On approaching the crossing from the south atrain of the Rochester & Pittsburgh road was going west on the defendant’s track, and the deceased waited till it had passed the crossing and" then resumed her journey. While crossing the railroad one of the defendant’s engines backed up from the west and struck the deceased before she could get out of its way. The evidence tended to show that she waited on the south of the crossing for the Rochester & Pittsburgh train to get out of the way, and that then she looked both east and west before attempting to cross. That there was a curve in the road just west of the crossing, around which the engine came with the tender first, which prevented a full view of the track in the direction from which the danger came. The proof also tended to show that the engine was running at a high rate of speed, some of the calculations putting it as high as thirty or forty miles an hour, and that the bell was not rung or the whistle sounded, and that, although there was a flagman stationed at the crossing whose duty it was to warn persons approaching of danger, he was, at the time the deceased attempted to cross, absent from his post. But the principal witness for the plaintiff, who saw the deceased when she started to cross and had noticed her for some time as she walked towards the crossing, testified that as the Rochester & Pittsburgh train passed a volume of smoke was emitted from the engine which settled down upon the crossing, where the deceased was waiting for the train to pass, and prevented her from seeing objects approaching from the east or the west. As the deceased did attempt to cross, however, under the circumstances disclosed in the testimony of
It is true that he was called by the plaintiff, but that would not render his testimony in regard to the effect of the smoke, which was little more than an opinion, absolutely conclusive upon the jury. He found no difficulty himself in seeing the approach of the engine, and he does not swear that he was prevented from see- . ing objects either to the east or the west or across the track. The deceased was nearer the track than he was, and aside from the curve in the road her opportunities of seeing what was approaching from the right or the left, or any danger in front, were as good, apparently as his. In this state of the testimony the jury was not precluded from considering the question as to how far the smoke obstructed the vision of the deceased at the time she attempted to cross. What the witness said upon that point was not the result of any actual test or experiment from which the fact could be ascertained, but a mere expression of opinion as to the effect of the smoke upon the girl’s vision, which the jury was not necessarily bound to accept. While the case of Heaney v. Long Island R. R. Co., supra, was well decided upon the facts as they appeared in the record, it is not controlling here. In that case there was no evidence whatever of any negligence on the part of the defendant, and the decision might well rest upon that ground alone. Here it is not denied that there was evidence from which negligence on the part of the defendant could have been, and presumptively was, found by the jury. In the former case an old man sixty-six years of age, with defective hearing, attempted to cross a railroad at a private crossing where there was no obligation to ring the bell or sound the whistle, where no flagman was stationed, and where trains might properly run at any rate of speed.
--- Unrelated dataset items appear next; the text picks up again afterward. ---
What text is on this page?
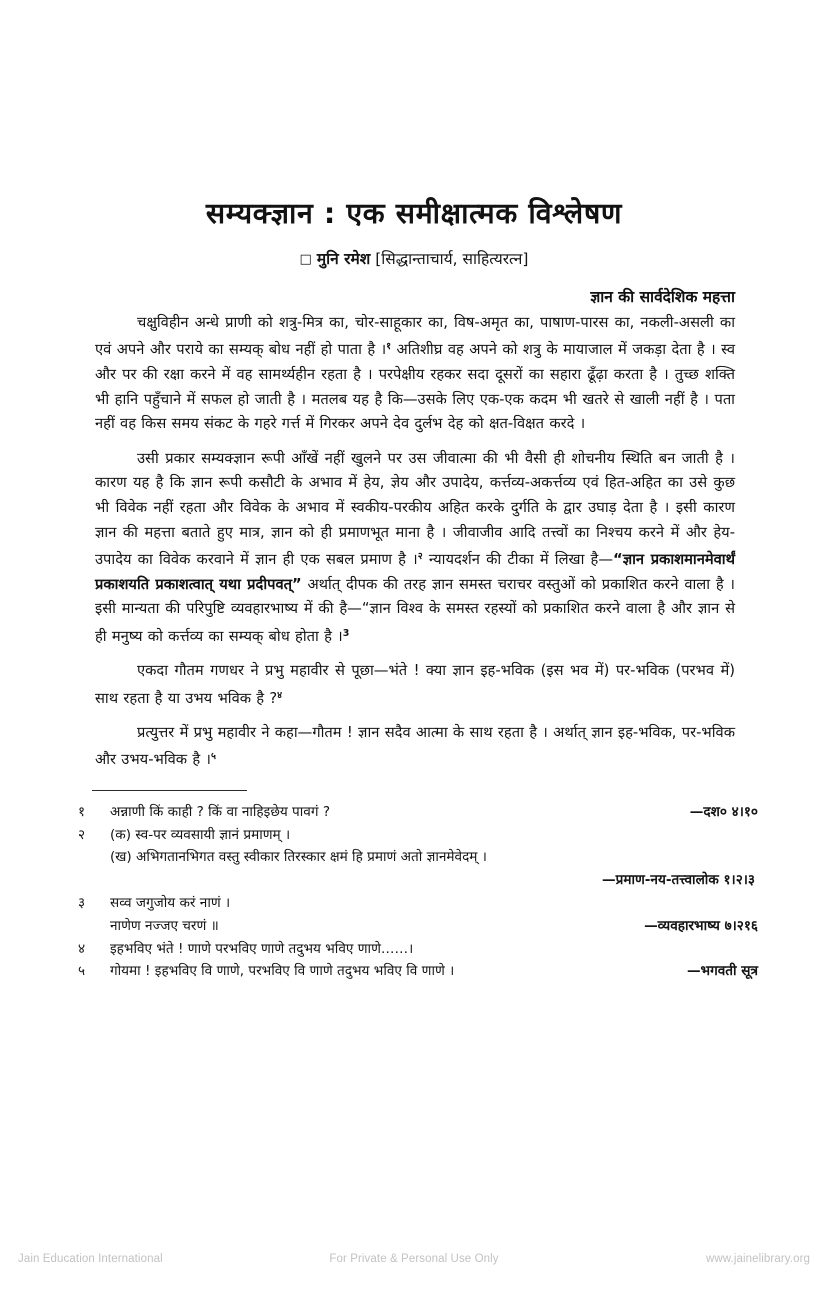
सम्यक्ज्ञान : एक समीक्षात्मक विश्लेषण
□ मुनि रमेश [सिद्धान्ताचार्य, साहित्यरत्न]
ज्ञान की सार्वदेशिक महत्ता

चक्षुविहीन अन्धे प्राणी को शत्रु-मित्र का, चोर-साहूकार का, विष-अमृत का, पाषाण-पारस का, नकली-असली का एवं अपने और पराये का सम्यक् बोध नहीं हो पाता है ।$^१$ अतिशीघ्र वह अपने को शत्रु के मायाजाल में जकड़ा देता है । स्व और पर की रक्षा करने में वह सामर्थ्यहीन रहता है । परपेक्षीय रहकर सदा दूसरों का सहारा ढूँढ़ा करता है । तुच्छ शक्ति भी हानि पहुँचाने में सफल हो जाती है । मतलब यह है कि—उसके लिए एक-एक कदम भी खतरे से खाली नहीं है । पता नहीं वह किस समय संकट के गहरे गर्त्त में गिरकर अपने देव दुर्लभ देह को क्षत-विक्षत करदे ।

उसी प्रकार सम्यक्ज्ञान रूपी आँखें नहीं खुलने पर उस जीवात्मा की भी वैसी ही शोचनीय स्थिति बन जाती है । कारण यह है कि ज्ञान रूपी कसौटी के अभाव में हेय, ज्ञेय और उपादेय, कर्त्तव्य-अकर्त्तव्य एवं हित-अहित का उसे कुछ भी विवेक नहीं रहता और विवेक के अभाव में स्वकीय-परकीय अहित करके दुर्गति के द्वार उघाड़ देता है । इसी कारण ज्ञान की महत्ता बताते हुए मात्र, ज्ञान को ही प्रमाणभूत माना है । जीवाजीव आदि तत्त्वों का निश्चय करने में और हेय-उपादेय का विवेक करवाने में ज्ञान ही एक सबल प्रमाण है ।$^२$ न्यायदर्शन की टीका में लिखा है—“ज्ञान प्रकाशमानमेवार्थं प्रकाशयति प्रकाशत्वात् यथा प्रदीपवत्” अर्थात् दीपक की तरह ज्ञान समस्त चराचर वस्तुओं को प्रकाशित करने वाला है । इसी मान्यता की परिपुष्टि व्यवहारभाष्य में की है—“ज्ञान विश्व के समस्त रहस्यों को प्रकाशित करने वाला है और ज्ञान से ही मनुष्य को कर्त्तव्य का सम्यक् बोध होता है ।$^3$

एकदा गौतम गणधर ने प्रभु महावीर से पूछा—भंते ! क्या ज्ञान इह-भविक (इस भव में) पर-भविक (परभव में) साथ रहता है या उभय भविक है ?$^४$

प्रत्युत्तर में प्रभु महावीर ने कहा—गौतम ! ज्ञान सदैव आत्मा के साथ रहता है । अर्थात् ज्ञान इह-भविक, पर-भविक और उभय-भविक है ।$^५$

१	अन्नाणी किं काही ? किं वा नाहिइछेय पावगं ?	—दश० ४।१०
२	(क) स्व-पर व्यवसायी ज्ञानं प्रमाणम् ।
(ख) अभिगतानभिगत वस्तु स्वीकार तिरस्कार क्षमं हि प्रमाणं अतो ज्ञानमेवेदम् ।
—प्रमाण-नय-तत्त्वालोक १।२।३
३	सव्व जगुजोय करं नाणं ।
नाणेण नज्जए चरणं ॥	—व्यवहारभाष्य ७।२१६
४	इहभविए भंते ! णाणे परभविए णाणे तदुभय भविए णाणे……।
५	गोयमा ! इहभविए वि णाणे, परभविए वि णाणे तदुभय भविए वि णाणे ।	—भगवती सूत्र
Jain Education International	For Private & Personal Use Only	www.jainelibrary.org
It is obvious that he had no safeguards to rely upon except such as were furnished by his senses, which were imperfect even for a person of his age and condition. The day was dark and his vision was obscured by smoke which had settled upon the track. Here the facts are wholly different. A young woman in full possession of all her faculties, on a clear, bright morning, attempted to walk across a public street where she had passed many times before.
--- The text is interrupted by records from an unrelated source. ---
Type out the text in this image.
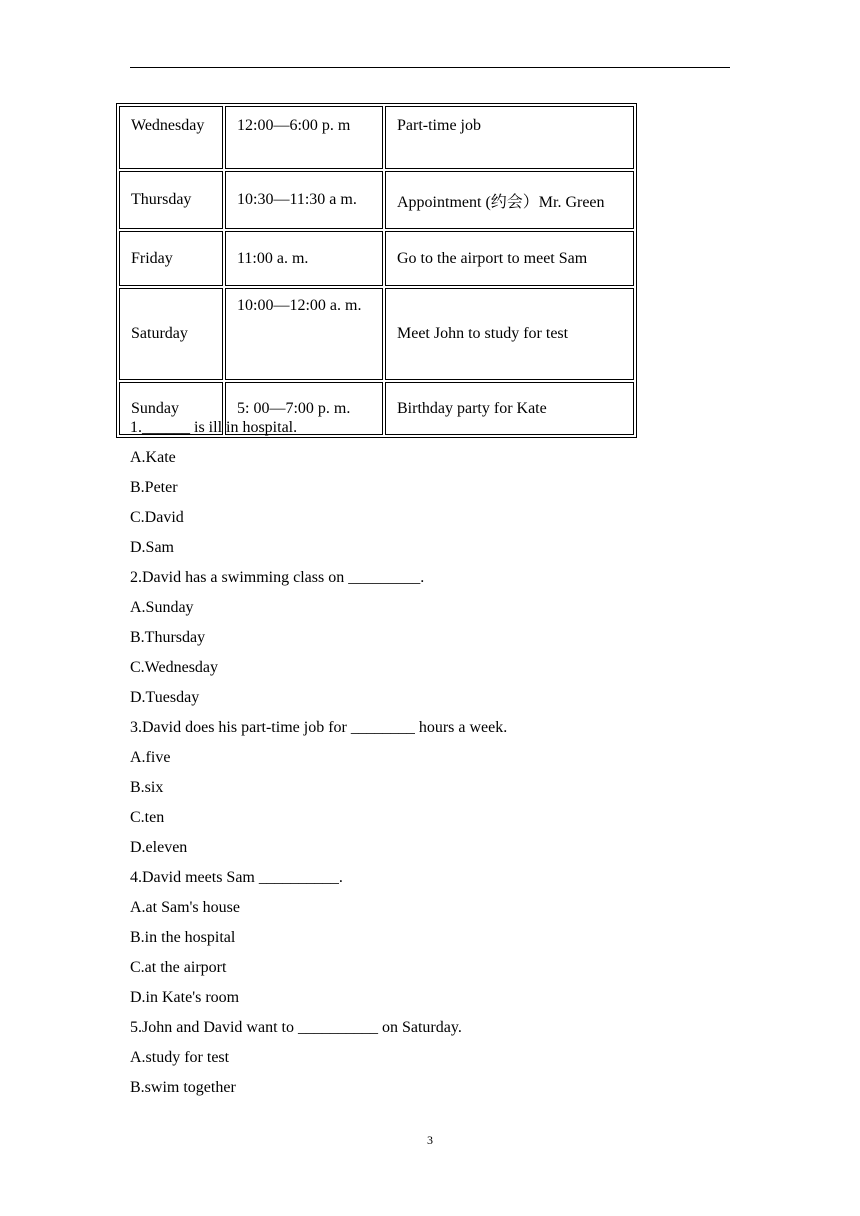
Wednesday	12:00—6:00 p. m	Part-time job
Thursday	10:30—11:30 a m.	Appointment (约会）Mr. Green
Friday	11:00 a. m.	Go to the airport to meet Sam
Saturday	10:00—12:00 a. m.	Meet John to study for test
Sunday	5: 00—7:00 p. m.	Birthday party for Kate
1.______ is ill in hospital.
A.Kate
B.Peter
C.David
D.Sam
2.David has a swimming class on _________.
A.Sunday
B.Thursday
C.Wednesday
D.Tuesday
3.David does his part-time job for ________ hours a week.
A.five
B.six
C.ten
D.eleven
4.David meets Sam __________.
A.at Sam's house
B.in the hospital
C.at the airport
D.in Kate's room
5.John and David want to __________ on Saturday.
A.study for test
B.swim together
3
She had the right to rely upon the presence of the flagman to warn her of any danger, and she had a right to assume that trains would not be operated at such a place with such an unusual rate of speed, and that proper signals would be given to persons using the street of the -approach of a train by ringing the bell and
It follows that the judgment of the general term should be reversed and judgment for the plaintiff on the verdict affirmed, with costs.
All concur, except Gray, J., not voting.